Я подошла к вешалке и сняла свою куртку.
— Пап, подожди меня в машине. Я сейчас вещи соберу. Самое необходимое.
— Лена, ты чего? — Игорь растерял весь запал. — Куда ты? На ночь глядя? В метель?
— К отцу. В хрущевку. К тараканам.
— Да ты с ума сошла! Кто тебя там ждет? Кому ты нужна, разведенка, в тридцать пять лет?
— Себе нужна, — я застегнула молнию. Собачка заела, но я дернула сильнее, и она поддалась.
— А квартплата? — вдруг взвизгнул он. — За следующий месяц платить чем?
Я обернулась уже у двери.
— Попроси у мамы. Она же из приличной семьи.
Мы вышли в подъезд. Там пахло хлоркой и чужой жареной картошкой. Лифт не работал, пришлось спускаться пешком с пятого этажа. Папа шел впереди, неся мою сумку и пакет с рыбой. Спина у него была прямая.

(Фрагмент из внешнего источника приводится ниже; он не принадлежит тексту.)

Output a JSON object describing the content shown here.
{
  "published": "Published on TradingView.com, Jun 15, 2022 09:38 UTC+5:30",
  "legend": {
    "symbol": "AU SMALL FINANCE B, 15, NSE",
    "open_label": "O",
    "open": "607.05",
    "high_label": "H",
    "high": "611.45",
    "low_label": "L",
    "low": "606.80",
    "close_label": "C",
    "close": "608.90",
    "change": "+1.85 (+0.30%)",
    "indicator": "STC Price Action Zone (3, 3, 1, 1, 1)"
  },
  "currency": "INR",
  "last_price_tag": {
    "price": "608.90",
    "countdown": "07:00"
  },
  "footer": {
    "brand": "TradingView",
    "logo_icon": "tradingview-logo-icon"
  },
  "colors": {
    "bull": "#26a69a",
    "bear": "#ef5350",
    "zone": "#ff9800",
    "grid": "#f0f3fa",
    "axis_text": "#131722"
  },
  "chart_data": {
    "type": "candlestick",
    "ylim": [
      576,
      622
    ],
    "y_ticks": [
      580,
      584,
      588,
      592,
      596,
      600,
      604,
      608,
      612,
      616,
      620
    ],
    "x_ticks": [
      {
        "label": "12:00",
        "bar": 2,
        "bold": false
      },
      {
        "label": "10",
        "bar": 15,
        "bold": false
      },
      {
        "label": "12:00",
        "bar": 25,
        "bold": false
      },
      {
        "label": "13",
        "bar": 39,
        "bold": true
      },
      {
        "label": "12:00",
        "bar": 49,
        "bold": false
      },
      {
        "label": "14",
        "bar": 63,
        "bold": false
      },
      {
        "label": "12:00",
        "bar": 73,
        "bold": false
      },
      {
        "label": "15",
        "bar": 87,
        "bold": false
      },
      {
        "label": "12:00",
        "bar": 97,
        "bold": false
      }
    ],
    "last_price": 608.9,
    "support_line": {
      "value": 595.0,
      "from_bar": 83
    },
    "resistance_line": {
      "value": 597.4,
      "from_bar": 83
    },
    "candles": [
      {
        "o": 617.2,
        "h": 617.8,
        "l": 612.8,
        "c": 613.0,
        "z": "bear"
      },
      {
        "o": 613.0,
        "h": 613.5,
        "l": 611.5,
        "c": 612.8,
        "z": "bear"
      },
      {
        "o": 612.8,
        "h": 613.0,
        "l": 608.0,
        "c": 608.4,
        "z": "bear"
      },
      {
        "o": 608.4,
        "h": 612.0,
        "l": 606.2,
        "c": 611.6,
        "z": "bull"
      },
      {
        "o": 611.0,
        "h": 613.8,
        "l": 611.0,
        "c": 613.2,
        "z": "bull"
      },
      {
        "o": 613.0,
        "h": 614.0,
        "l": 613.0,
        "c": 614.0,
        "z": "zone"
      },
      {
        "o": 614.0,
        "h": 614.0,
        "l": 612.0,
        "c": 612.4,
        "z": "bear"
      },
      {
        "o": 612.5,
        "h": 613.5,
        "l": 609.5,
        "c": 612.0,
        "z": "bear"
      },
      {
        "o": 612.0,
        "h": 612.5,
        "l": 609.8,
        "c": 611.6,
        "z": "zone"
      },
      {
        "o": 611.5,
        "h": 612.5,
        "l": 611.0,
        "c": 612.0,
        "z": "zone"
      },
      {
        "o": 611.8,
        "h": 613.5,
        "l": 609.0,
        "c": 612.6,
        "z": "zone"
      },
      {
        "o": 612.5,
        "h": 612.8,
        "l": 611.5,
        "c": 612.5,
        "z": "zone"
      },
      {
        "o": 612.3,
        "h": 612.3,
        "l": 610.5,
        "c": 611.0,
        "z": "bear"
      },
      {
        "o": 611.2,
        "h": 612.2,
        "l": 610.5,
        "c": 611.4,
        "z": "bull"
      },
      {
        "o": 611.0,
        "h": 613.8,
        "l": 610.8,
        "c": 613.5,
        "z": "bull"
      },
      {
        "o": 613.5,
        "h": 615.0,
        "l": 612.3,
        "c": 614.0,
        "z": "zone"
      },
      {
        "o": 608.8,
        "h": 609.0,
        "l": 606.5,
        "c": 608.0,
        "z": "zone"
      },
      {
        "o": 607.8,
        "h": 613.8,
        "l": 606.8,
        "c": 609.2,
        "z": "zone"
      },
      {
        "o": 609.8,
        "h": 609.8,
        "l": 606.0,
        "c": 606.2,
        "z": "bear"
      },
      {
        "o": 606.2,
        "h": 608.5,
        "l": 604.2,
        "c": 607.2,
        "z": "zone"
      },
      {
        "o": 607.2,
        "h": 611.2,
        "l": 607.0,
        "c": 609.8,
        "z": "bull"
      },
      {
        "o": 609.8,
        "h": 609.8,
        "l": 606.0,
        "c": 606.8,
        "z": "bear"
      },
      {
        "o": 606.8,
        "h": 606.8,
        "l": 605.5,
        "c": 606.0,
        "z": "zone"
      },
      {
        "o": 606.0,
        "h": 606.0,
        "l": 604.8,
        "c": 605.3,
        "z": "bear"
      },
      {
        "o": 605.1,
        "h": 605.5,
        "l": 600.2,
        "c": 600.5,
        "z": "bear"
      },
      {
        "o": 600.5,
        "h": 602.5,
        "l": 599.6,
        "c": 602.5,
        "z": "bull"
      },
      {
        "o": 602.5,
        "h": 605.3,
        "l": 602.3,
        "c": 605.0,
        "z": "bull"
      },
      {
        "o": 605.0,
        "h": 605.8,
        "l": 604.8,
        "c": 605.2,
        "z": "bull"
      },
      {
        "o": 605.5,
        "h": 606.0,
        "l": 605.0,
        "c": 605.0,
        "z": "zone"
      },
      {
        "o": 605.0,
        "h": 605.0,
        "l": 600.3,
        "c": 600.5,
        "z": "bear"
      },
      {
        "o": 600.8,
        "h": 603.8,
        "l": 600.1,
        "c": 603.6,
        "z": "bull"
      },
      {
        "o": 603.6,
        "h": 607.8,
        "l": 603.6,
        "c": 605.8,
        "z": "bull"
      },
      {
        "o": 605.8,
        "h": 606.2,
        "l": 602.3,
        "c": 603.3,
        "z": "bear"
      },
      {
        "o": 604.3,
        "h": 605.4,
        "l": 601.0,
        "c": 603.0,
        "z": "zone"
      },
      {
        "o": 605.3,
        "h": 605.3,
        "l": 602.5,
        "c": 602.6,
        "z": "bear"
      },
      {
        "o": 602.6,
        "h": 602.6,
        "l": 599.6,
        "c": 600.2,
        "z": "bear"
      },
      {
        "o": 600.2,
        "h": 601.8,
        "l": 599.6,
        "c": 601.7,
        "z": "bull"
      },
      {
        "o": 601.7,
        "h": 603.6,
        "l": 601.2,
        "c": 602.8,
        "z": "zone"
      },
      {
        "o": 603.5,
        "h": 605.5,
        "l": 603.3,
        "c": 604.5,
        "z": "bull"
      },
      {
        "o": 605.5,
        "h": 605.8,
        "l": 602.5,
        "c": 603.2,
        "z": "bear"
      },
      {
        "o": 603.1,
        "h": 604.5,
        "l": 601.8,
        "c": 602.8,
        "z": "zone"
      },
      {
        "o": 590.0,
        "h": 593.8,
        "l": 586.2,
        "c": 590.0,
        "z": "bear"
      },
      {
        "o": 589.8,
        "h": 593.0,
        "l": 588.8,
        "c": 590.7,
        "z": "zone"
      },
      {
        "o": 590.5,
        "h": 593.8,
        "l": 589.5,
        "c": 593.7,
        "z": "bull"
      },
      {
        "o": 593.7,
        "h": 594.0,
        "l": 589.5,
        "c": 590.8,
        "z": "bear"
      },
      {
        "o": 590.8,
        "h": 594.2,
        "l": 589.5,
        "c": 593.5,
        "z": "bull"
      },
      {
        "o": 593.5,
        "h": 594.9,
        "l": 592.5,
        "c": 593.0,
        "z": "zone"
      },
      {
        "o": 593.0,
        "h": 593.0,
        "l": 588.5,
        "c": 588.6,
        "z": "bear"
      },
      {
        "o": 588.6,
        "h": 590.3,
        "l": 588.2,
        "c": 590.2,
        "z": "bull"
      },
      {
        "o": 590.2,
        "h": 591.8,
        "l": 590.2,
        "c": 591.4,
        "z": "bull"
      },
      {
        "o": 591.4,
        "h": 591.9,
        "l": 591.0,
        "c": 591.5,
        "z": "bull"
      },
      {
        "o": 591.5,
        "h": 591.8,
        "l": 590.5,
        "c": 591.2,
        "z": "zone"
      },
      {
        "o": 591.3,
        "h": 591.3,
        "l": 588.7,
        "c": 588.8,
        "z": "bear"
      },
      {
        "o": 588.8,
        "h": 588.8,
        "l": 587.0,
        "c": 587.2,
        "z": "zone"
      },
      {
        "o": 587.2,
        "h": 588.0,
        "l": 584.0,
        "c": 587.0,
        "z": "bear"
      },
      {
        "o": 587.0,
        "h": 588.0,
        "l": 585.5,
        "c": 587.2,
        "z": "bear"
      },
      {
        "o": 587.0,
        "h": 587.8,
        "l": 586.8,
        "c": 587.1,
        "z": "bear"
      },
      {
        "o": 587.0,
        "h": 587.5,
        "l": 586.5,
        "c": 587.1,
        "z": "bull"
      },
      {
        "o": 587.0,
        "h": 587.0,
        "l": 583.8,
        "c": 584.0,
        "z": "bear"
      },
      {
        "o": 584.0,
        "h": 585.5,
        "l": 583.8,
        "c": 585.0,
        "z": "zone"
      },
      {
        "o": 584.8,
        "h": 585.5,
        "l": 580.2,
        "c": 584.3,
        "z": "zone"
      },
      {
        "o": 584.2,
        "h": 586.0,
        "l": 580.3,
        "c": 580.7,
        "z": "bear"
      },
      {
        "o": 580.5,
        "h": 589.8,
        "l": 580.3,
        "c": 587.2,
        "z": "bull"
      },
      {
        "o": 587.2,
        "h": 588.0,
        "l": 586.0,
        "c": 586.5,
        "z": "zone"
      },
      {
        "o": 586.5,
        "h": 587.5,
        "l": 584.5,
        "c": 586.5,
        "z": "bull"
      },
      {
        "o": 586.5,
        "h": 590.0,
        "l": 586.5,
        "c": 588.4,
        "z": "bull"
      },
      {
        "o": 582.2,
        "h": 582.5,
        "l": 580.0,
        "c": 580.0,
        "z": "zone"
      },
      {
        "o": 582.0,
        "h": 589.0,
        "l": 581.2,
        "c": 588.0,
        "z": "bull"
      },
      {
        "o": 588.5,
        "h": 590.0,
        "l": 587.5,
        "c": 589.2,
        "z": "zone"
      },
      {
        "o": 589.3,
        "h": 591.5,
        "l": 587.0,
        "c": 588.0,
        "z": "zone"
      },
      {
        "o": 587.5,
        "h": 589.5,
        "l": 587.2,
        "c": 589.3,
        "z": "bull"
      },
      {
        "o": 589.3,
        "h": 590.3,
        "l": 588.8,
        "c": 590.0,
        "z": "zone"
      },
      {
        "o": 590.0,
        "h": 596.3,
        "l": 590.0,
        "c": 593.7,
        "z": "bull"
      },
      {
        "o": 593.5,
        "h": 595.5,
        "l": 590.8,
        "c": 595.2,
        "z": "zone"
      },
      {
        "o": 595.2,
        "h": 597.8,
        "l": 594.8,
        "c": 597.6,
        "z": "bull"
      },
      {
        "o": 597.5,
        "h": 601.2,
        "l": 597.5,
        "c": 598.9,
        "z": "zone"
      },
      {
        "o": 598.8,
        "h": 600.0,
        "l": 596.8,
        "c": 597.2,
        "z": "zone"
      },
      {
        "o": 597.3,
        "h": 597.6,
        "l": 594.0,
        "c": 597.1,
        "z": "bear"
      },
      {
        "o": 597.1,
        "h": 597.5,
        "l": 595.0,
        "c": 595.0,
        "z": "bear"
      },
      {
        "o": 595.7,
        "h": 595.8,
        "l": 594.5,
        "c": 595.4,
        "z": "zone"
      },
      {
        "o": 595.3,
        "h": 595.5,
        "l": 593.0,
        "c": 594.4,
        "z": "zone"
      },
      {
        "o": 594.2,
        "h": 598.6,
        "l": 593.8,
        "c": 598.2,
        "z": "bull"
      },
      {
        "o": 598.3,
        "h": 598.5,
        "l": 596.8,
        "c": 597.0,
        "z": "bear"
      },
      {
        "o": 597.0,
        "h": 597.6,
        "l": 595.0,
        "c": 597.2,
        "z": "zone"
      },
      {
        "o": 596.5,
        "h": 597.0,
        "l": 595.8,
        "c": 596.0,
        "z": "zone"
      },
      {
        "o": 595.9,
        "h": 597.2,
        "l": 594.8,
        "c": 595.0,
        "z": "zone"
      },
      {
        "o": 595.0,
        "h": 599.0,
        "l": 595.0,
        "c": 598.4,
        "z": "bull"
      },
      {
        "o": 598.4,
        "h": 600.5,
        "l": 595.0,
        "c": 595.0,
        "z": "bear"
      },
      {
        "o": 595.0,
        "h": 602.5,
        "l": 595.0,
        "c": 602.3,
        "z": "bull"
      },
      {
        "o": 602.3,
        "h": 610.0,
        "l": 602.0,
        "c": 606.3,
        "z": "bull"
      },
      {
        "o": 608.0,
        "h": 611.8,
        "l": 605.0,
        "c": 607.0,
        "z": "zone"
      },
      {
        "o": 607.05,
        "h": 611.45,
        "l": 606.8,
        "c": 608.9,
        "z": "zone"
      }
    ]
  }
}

На улице хлестал ледяной дождь, но мне вдруг стало жарко. Я села в папину старенькую "Ниву". В салоне пахло бензином и тем самым "дешевым" табаком, но этот запах показался мне самым родным на свете.
— Пап, — сказала я, когда мы тронулись.
— А?
— Спасибо за рыбу. Пожарим?
— Пожарим, доча. С луком. Как ты любишь.
Он включил печку, и теплый воздух ударил в лицо. Я смотрела на мелькающие огни города и понимала: я не возвращаюсь назад. Я наконец-то еду домой. А тот, "из приличной семьи", остался там, в темноте, наедине с неоплаченными счетами и своим огромным, раздутым эго. И это было самое справедливое, что случилось со мной за последние годы.